Das von Präsident Reagan mit Nachdruck vorangetriebene SDI (Strategic Defense lnitiative)-Projekt ist innerhalb der europäischen Verbündeten zum Stein des Anstosses geworden. Das auch als “Star Wars” bekannt gewordene Projekt sieht vor, dass anfliegende Raketen im Weltraum abgefangen und zerstört werden. Sollen die NATO-Länder, dem Vorschlag Reagans folgend, sich an dem Projekt beteiligen oder ihr eigenes Verteidigungskonzept entwickeln? Bundeskanzler Kohl befürwortet die europäische Beteiligung am SDI-Projekt, Präsident Mitterand hat dagegen seine Einschränkungen. Daraus scheint ein neuer Konfliktstoff zu entstehen, der nicht nur zu Missverständnissen zwischen Amerika und Europa, sondern auch zum Zerwürfnis innerhalb der Europäischen Gemeinschaft führen kann. Erst die kommenden Jahre werden zeigen, ob das SDI-Projekt nur als Trumpf bei den strategischen Abrüstungsverhandlungen in Genf ausgespielt wird, oder ob sich damit tatsächlich die Möglichkeit bietet, die Gefahr eines Atomkrieges zu verringern.

Anmerkung

[Präsident Reagan hatte in der Fernsehansprache an die amerikanische Nation vom 23. März 1985 bekanntgegeben, dass er für die zukünftige Verteidigung der USA ein Abwehrsystem in Aussicht stelle, das heranfliegende Interkontinentalraketen im Weltraum abfängt und zerstört, ehe sie das Territorium der Vereinigten Staaten und ihrer Verbündeten erreichen.

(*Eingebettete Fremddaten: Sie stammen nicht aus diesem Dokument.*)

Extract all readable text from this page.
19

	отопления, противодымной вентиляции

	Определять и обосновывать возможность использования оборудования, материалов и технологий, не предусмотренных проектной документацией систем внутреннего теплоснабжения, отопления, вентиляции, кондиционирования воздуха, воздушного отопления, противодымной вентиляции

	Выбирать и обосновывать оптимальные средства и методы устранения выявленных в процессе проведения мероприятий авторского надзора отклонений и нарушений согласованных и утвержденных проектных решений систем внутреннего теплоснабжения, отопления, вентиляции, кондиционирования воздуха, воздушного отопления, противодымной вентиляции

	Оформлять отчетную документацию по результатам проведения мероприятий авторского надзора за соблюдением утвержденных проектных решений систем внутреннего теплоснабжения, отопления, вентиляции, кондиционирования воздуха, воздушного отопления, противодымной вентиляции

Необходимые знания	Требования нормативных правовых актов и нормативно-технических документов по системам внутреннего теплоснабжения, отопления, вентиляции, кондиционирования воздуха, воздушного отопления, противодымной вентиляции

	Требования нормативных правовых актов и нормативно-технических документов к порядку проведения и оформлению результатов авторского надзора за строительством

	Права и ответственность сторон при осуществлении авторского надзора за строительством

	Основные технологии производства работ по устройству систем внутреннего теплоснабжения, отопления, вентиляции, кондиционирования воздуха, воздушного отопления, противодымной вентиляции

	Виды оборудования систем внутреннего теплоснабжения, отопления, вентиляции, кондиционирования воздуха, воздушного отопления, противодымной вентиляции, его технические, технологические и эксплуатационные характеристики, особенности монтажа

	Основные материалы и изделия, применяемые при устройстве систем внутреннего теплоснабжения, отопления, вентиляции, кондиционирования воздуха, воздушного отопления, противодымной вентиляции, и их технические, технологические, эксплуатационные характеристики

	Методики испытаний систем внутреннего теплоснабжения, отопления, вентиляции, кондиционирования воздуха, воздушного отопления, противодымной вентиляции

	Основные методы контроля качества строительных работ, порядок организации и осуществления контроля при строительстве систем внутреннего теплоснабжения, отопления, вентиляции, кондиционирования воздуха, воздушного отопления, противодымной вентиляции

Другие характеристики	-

Er überraschte damit nicht nur die Weltöffentlichkeit, sondern auch seine engsten Mitarbeiter. Secretary of State George Shultz gab zu bedenken, dass die Strategic Defense Initiative im Widerspruch zum ABM (Anti-Ballistic Missile)-Vertrag von 1972 stehe, in dem ausdrücklich die Errichtung von Raketenabwehrsystemen im Weltraum untersagt wird. Im Kongress wurden Stimmen gegen die hohen Kosten laut. Die Mehrzahl der Wissenschaftler hielt das Projekt für undurchführbar. Die Führung im Kreml war jedoch durch Reagans SDI äusserst irritiert. Innerhalb der europäischen Verbündeten wirkte Reagans Vorschlag verwirrend. Es wurde befürchtet, dass dadurch die Abrüstungsverhandlungen in Genf wieder entgleisen könnten. Reagan hingegen war davon überzeugt, dass durch die weitere Enwicklung von Satelliten und die Fortschritte in der Computer- und Lasertechnologie sein SDI-Projekt verwirklicht werden kann. Aller Einwände zum Trotz hielt er hartnäckig an der SDI fest. Siehe Edmund Morris, Dutch: A Memoir of Ronald Reagan, pp. 474-80.]